The idea is simple and the code is also simple, but when I check the d_GPos array, the result shows only the first 128 threads work properly… I use 256 threads each block and it seems funny…

Help guys, 3 days in debugging this…

Thanks ^_^

Someone can help? I am very very very thankful …

Why are you using both “temp” and “temp1”?

I am sorry, it is:
int tIDx = threadIdx.x;
int bIDx = blockIdx.x;
int BlockOff=bIDx<<8; // 256 thread, each deals with one element
int address0 = tIDx + BlockOff;
int temp=d_Array[address0]; // d_Array stores the last elements of each group
int high;
int low;
unsigned int middle;
high=HIGH; // HIGH = 16M here
low=LOW; // LOW = 0 here
for(high=HIGH,low=LOW; low<high; ) // simple binary search here
{ // the low stops in the position which equals to or greater than temp
middle= (low+high)>>1;
if (temp>d_SourceArray[middle])
low = middle + 1;
else
high = middle;
}
d_GPos[address0]=low; // store the position in d_GPos

It seems only the first 128 threads work… I can not figure out why :(

Could you please also post how you allocate the memory and how you call the global function?

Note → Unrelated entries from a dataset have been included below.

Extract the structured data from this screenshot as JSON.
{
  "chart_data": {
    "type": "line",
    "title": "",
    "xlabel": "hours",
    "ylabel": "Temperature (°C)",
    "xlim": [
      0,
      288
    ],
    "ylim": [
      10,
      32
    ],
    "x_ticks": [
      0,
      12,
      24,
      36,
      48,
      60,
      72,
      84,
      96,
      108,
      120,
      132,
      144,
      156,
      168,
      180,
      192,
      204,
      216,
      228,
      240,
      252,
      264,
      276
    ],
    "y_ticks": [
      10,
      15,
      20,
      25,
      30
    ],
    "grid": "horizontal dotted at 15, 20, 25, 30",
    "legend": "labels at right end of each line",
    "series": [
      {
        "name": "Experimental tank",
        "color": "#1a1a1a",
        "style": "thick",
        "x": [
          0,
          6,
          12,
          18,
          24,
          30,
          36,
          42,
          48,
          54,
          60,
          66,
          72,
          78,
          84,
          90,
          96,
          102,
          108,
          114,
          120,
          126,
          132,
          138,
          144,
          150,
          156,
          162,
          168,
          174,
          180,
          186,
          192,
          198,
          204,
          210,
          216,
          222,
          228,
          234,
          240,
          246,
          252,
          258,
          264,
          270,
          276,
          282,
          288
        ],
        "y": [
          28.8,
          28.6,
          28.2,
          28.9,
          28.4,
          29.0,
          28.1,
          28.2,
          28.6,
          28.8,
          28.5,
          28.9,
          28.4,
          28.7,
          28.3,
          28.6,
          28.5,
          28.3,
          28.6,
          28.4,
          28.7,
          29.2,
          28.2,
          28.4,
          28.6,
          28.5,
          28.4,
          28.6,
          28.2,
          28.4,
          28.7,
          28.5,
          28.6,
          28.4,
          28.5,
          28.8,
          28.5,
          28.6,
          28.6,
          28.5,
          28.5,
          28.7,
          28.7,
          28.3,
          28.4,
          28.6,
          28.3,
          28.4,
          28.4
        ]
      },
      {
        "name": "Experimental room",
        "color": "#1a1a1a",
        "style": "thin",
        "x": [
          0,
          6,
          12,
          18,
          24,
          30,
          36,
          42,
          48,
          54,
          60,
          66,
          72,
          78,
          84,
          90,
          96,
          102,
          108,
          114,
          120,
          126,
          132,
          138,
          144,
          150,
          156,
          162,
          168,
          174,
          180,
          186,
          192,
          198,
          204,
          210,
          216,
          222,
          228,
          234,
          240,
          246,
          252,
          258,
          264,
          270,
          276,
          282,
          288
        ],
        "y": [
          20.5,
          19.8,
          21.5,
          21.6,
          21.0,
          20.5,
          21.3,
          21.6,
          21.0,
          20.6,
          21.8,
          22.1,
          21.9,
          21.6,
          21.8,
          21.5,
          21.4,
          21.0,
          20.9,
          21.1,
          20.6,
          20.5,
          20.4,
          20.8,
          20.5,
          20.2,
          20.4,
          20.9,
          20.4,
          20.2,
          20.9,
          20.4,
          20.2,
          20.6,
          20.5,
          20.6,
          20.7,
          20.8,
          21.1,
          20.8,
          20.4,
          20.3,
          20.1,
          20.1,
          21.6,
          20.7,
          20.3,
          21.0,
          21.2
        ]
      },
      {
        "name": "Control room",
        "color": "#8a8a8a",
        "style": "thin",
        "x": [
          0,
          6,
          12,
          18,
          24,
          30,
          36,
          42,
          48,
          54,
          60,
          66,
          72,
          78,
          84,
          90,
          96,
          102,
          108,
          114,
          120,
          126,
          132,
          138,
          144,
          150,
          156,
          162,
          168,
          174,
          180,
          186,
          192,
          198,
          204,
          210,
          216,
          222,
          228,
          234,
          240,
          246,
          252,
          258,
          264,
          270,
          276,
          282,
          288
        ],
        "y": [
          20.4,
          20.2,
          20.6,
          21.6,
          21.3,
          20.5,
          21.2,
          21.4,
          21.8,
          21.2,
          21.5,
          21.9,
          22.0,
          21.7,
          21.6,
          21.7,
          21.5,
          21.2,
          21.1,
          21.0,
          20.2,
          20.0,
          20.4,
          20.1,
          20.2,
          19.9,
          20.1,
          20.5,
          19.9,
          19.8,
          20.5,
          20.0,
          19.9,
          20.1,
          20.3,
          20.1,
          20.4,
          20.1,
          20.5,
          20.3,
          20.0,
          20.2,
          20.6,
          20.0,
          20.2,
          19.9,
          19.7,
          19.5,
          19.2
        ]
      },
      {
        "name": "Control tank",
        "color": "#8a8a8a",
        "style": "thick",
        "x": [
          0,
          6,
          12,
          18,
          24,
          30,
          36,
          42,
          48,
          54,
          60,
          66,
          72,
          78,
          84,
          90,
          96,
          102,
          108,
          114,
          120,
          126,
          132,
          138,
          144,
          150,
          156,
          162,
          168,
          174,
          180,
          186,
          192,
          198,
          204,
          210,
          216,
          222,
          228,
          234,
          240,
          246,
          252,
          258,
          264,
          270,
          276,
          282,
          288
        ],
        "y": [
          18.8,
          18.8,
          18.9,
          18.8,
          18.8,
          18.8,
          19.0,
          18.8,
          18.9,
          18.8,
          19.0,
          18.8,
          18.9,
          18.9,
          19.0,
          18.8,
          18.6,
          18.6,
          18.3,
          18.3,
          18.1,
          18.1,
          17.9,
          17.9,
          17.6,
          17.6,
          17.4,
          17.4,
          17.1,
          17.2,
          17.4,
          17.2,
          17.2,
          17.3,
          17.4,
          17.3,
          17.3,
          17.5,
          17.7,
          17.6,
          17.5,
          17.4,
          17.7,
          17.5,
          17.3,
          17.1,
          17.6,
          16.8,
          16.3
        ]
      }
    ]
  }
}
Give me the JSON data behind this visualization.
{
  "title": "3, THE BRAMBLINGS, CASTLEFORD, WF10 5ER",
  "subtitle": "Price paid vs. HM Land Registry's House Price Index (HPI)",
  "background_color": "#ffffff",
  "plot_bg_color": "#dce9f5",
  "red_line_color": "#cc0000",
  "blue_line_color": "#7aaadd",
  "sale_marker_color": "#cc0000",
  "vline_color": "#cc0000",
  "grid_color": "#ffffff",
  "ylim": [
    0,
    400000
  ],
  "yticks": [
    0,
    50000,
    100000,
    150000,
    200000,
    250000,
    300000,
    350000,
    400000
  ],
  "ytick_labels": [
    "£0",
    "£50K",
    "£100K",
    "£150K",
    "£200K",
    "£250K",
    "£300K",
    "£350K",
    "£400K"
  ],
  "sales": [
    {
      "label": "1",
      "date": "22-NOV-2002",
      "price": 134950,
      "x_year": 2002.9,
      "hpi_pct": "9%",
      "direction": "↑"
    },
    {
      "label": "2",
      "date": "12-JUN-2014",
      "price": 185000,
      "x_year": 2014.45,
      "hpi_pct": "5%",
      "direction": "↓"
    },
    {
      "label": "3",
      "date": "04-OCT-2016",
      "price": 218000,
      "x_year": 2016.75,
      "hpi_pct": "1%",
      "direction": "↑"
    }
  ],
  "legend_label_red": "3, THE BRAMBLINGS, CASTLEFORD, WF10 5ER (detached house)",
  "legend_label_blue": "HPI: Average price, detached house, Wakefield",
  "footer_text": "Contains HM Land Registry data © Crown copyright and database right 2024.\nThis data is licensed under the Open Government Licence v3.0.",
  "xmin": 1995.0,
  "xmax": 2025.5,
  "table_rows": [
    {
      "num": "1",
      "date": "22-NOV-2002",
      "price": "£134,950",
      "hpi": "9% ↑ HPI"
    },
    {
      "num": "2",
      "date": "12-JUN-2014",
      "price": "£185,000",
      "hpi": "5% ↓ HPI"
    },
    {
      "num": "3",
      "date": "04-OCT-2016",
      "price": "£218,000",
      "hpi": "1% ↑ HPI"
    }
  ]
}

cudaMalloc((void**) &d_SourceArray, 16M);

cudaMalloc((void**) &d_Array, 0.5K);

cudaMalloc((void**) &d_GPos, 0.5K);

when I call the function, I use:

bsearch<<<16M/256, 256>>>(d_Array,d_SourceArray,d_GPos);

This is really wierd :(

I’m a little confused…

You are using a 512 elements array d_Array, right? But you have 256 threads. And why are you using 16M/256 blocks?

Oh sorry, the call function should be

bsearch<<<0.5K/256, 256>>>(d_Array,d_SourceArray,d_GPos);

I type the wrong thing, the problem is still there…

Still that question:

You are using a 512 elements array d_Array, right? But you have 256 threads. Thus you can only process half of the array?

Yes, but each block process 256 numbers and I have two blocks…

According to these 2 lines:

int BlockOff=bIDx<<8; // 256 thread, each deals with one element

int address0 = tIDx + BlockOff;

It seems you are accessing element 0~255 for first block, then 1~256 for the second block. right? Is this the reason for the problem?